LuBolin commented 4 years ago

Context of the issue

So I am trying to "stalk" the score of pipelines during training with warm-start and small runs. I have managed to do so for both "Classifier" and "Regressor" template, but pipelines start to not appear in evaluated pipelines after I add "Transformer-" to the config

Process to reproduce the issue

Run the following codes and compare testC and testC2's output.

independent=np.random.randint(100,size=1000) dependent=np.random.randint(2,size=1000) X_train, X_test, Y_train, Y_test = train_test_split( independent, dependent, train_size=0.7, test_size=0.3 ) X_train=X_train.reshape(-1,1)

medium_config = { "sklearn.linear_model.LogisticRegression": { "penalty": ["l1", "l2"], "C": [1e-4, 1e-3, 1e-2, 1e-1, 0.5, 1.0, 5.0, 10.0, 15.0, 20.0, 25.0], "dual": [False], }, "sklearn.tree.DecisionTreeClassifier": { "max_depth": range(1, 21), "min_samples_split": range(2, 21), "min_samples_leaf": range(1, 21), }, "sklearn.ensemble.RandomForestClassifier": { "n_estimators": np.arange(10, 201, 5), "max_features": np.arange(0.05, 1.01, 0.05), "min_samples_split": range(2, 21), "min_samples_leaf": range(1, 21), "bootstrap": [True, False], }, "xgboost.XGBClassifier": { "objective": ['reg:squarederror'], "n_estimators": np.arange(10, 201, 5), "max_depth": range(1, 21), "learning_rate": [1e-3, 1e-2, 1e-1, 0.5, 1.0], "subsample": np.arange(0.05, 1, 0.05), "min_child_weight": range(1, 21), "nthread": [1], },

Transformers

"sklearn.preprocessing.Binarizer": {"threshold": np.arange(0.0, 1.01, 0.05)},
"sklearn.preprocessing.MinMaxScaler": {},
"sklearn.preprocessing.RobustScaler": {},
"sklearn.preprocessing.StandardScaler": {},

}

testC = tpotC( generations=2, population_size=30, verbosity=3, config_dict=medium_config, n_jobs=2, scoring="accuracy", random_state=123, use_dask=True, template="Classifier", warm_start=True, )

testC2 = tpotC( generations=2, population_size=30, verbosity=3, config_dict=medium_config, n_jobs=2, scoring="accuracy", random_state=123, use_dask=True, template="Transformer-Classifier", warm_start=True, )

scatter = [] pipelineNames=[]

Change testC to testC2 to see the problem

for i in range(20): testC.fit(X_train,Y_train)
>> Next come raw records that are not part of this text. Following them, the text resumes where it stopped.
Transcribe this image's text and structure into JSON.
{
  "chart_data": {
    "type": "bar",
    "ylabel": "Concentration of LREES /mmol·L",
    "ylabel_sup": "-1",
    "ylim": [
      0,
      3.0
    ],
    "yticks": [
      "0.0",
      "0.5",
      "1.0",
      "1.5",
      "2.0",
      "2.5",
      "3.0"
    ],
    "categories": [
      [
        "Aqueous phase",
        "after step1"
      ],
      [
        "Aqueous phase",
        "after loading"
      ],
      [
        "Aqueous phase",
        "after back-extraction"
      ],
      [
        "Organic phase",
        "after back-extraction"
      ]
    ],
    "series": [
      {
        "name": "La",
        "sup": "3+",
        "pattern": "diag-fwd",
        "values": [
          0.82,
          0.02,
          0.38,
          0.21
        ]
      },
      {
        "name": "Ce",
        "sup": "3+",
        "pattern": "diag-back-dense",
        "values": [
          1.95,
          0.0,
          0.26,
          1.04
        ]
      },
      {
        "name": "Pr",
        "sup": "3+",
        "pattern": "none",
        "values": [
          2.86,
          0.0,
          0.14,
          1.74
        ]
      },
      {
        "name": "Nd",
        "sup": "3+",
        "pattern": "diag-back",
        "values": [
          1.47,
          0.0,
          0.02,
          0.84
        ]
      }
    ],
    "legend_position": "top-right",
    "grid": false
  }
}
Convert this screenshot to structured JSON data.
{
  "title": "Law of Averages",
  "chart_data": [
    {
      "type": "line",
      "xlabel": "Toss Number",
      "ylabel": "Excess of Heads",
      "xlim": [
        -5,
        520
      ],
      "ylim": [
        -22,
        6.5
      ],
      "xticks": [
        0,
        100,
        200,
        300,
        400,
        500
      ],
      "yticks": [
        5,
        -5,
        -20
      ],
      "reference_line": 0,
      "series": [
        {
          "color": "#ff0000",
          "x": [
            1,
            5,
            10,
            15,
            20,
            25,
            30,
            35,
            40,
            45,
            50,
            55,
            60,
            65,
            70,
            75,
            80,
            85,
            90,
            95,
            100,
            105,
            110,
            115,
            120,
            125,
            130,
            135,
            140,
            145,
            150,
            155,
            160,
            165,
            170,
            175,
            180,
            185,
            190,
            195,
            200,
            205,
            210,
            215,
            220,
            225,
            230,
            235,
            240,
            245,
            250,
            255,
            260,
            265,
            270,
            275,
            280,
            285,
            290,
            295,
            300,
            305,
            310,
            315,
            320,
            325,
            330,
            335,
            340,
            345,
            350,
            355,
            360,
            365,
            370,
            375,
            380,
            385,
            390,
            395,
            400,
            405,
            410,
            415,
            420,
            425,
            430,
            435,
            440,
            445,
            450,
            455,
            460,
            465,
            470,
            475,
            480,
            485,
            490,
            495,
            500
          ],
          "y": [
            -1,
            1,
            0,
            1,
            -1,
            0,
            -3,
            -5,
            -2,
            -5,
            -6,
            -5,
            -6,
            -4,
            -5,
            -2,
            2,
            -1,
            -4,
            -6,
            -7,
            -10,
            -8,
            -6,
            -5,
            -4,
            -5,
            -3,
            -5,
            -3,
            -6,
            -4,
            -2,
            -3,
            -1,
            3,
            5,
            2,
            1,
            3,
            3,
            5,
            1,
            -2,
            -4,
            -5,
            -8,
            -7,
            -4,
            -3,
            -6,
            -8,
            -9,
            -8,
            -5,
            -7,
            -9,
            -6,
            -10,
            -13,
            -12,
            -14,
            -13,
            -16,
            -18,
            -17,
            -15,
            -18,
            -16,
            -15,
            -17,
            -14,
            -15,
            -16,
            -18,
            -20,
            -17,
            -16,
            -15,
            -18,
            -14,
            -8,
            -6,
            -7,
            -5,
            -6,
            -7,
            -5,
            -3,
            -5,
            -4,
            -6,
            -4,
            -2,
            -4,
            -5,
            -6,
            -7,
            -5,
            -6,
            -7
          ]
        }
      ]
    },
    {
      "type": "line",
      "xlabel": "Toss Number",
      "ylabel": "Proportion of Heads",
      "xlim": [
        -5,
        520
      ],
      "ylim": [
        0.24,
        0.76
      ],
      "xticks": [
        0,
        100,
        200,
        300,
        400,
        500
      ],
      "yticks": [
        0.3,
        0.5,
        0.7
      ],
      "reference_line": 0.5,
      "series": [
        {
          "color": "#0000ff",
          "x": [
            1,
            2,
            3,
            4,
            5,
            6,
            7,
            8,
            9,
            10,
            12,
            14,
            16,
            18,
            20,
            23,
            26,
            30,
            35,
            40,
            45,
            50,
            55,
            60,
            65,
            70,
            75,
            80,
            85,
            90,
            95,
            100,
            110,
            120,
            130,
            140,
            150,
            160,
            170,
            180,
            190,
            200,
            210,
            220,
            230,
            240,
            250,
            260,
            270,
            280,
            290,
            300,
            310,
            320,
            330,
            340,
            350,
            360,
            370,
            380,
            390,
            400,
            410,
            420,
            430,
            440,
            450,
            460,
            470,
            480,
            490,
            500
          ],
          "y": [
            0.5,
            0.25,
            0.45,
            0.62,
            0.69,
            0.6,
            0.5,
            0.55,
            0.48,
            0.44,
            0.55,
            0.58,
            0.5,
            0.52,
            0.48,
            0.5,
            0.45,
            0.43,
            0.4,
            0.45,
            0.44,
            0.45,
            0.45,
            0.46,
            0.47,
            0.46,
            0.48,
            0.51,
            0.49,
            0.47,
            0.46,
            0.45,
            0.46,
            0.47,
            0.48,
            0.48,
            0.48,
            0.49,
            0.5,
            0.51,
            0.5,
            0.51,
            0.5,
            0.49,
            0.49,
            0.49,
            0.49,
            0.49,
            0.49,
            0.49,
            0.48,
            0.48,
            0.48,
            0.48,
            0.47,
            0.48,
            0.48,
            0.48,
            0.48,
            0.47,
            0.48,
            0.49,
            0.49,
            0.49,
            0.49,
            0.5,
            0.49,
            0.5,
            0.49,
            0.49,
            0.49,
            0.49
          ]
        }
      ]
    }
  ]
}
tuples=list(testC.evaluated_individuals_.items())
tuples.sort(key=lambda x: x[1]["internal_cv_score"], reverse=True)
shownModels = []
count=0

for x in tuples:
    pipeline = x[0]
    name = pipeline[: pipeline.find("(")]
    if name in shownModels:
        continue
    if(i==0):
        pipelineNames.append(name)
        scatter.append([])
    shownModels.append(name)
    description = x[1]
    score = description["internal_cv_score"]
    scatter[count].append(score)
    count += 1
fig,ax=plt.subplots(1,1)
for j in range(len(scatter)):
    ax.plot(range(0, len(scatter[j])), scatter[j], "-x", label=pipelineNames[j])
plt.show()
print("run", i, "done")

Expected result

template Transformer-Classifier to behave like template Classifier, where every time I request for evaluated_pipelines, all models are in there. Also Regressors for the same thing.

Current result

With Transformer in the template, certain models start to not be included in the evaluatedpipelines, and the models to be left behind are not constant over different runs.

Possible fix

No idea actually, help!

Screenshot

Classifier

Transformer-Classifier

Thank you.

weixuanfu commented 4 years ago

Thank you for reporting this issue.

I checked the demo for reproducing this issue. In this case with warm_start=True, I found that the population became very homologous in the later iteration since population were passed over each iteration when warm_start=True and then point mutation operator somehow could not generate new pipeline (which is only happened when warm_start=True and TPOTClassifier was fitted in a loop). My guesses about this issue:

The main reason maybe that the self._pset was also updated each iteration and mutation operator failed to generate new pipeline only when warm_start=True
mutation could happen on transformer step only in this small-size population and the population became homologous in one or two classifiers with highest scores no matter if the reason 1 exists.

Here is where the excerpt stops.